Celnicy przechwycili dużą partię podrabianej odzieży
Funkcjonariusze celno-skarbowi na Lotnisku Chopina przechwycili 169 podrabianych kurtek w bagażu dwóch podróżnych z Niemiec i Gruzji - poinformowała Izba Administracji Skarbowej w Warszawie.

"Niska jakość i niedbałe wykonanie odzieży oraz brak opakowań i dokumentów zakupu, wzbudziły wątpliwości funkcjonariuszy co do ich oryginalności. Ponadto, zadeklarowana wartość określona od 12 do 15 USD za sztukę, znacząco odbiegała od faktycznej wartości oryginalnego towaru" - wskazano.

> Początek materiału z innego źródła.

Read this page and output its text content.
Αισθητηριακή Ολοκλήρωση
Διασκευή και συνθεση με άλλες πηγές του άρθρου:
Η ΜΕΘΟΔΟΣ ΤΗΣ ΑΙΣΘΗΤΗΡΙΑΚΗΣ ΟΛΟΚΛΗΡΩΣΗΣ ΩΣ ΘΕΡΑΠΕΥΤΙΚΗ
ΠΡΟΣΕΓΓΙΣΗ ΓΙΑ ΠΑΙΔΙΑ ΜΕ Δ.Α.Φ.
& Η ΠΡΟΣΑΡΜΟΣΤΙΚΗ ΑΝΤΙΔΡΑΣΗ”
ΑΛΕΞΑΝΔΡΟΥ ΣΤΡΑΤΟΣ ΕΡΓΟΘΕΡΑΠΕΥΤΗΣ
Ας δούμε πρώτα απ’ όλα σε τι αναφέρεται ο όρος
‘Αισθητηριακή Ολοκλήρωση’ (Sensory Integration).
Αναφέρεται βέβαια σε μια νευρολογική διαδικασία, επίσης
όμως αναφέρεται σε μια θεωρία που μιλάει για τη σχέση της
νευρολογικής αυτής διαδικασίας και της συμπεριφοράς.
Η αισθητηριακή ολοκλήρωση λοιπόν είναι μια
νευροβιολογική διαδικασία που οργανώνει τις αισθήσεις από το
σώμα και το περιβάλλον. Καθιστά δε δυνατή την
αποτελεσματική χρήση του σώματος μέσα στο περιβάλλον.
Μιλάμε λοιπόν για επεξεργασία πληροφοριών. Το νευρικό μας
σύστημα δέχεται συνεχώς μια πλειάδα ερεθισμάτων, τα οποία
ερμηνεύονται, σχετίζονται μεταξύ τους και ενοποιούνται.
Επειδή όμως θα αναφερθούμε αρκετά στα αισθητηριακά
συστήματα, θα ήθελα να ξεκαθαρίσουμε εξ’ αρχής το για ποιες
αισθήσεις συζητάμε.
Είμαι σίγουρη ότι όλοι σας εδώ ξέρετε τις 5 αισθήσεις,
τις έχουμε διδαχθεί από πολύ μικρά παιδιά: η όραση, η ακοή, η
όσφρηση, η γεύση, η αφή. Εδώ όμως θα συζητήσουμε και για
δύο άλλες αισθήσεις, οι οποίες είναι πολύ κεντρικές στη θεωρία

Po dokonaniu rewizji podróżni przyznali się, że kurtki są podrobione. "Powiadomieni o zdarzeniu przedstawiciele podmiotów będących właścicielami znaków towarowych potwierdzili, że odzież została nielegalnie opatrzona zastrzeżonymi znakami ich firm. W związku z tym, złożyli wnioski o ściganie i ukaranie sprawców" - dodano.
Grzegorz Biczyk, zastępca naczelnika Mazowieckiego Urzędu Celno-Skarbowego, nadzorujący pracę funkcjonariuszy celno-skarbowych na Lotnisku Chopina zwrócił uwagę, że celnicy zatrzymując podrobione towary, chronią nie tylko własność intelektualną, ale również konsumentów, którym nieuczciwi sprzedawcy oferują podróbki, zamiast oryginałów.
"Wiele z tych nielegalnych towarów nie spełnia żadnych norm bezpieczeństwa. Produkowane bez kontroli jakości i nadzoru, mogą zawierać w swym składzie zagrażające zdrowiu ludzi substancje chemiczne" - zaznaczył naczelnik.
Izba przypomniała, że wprowadzanie do obrotu podrobionego towaru zagrożone jest karą do 5 lat pozbawienia wolności.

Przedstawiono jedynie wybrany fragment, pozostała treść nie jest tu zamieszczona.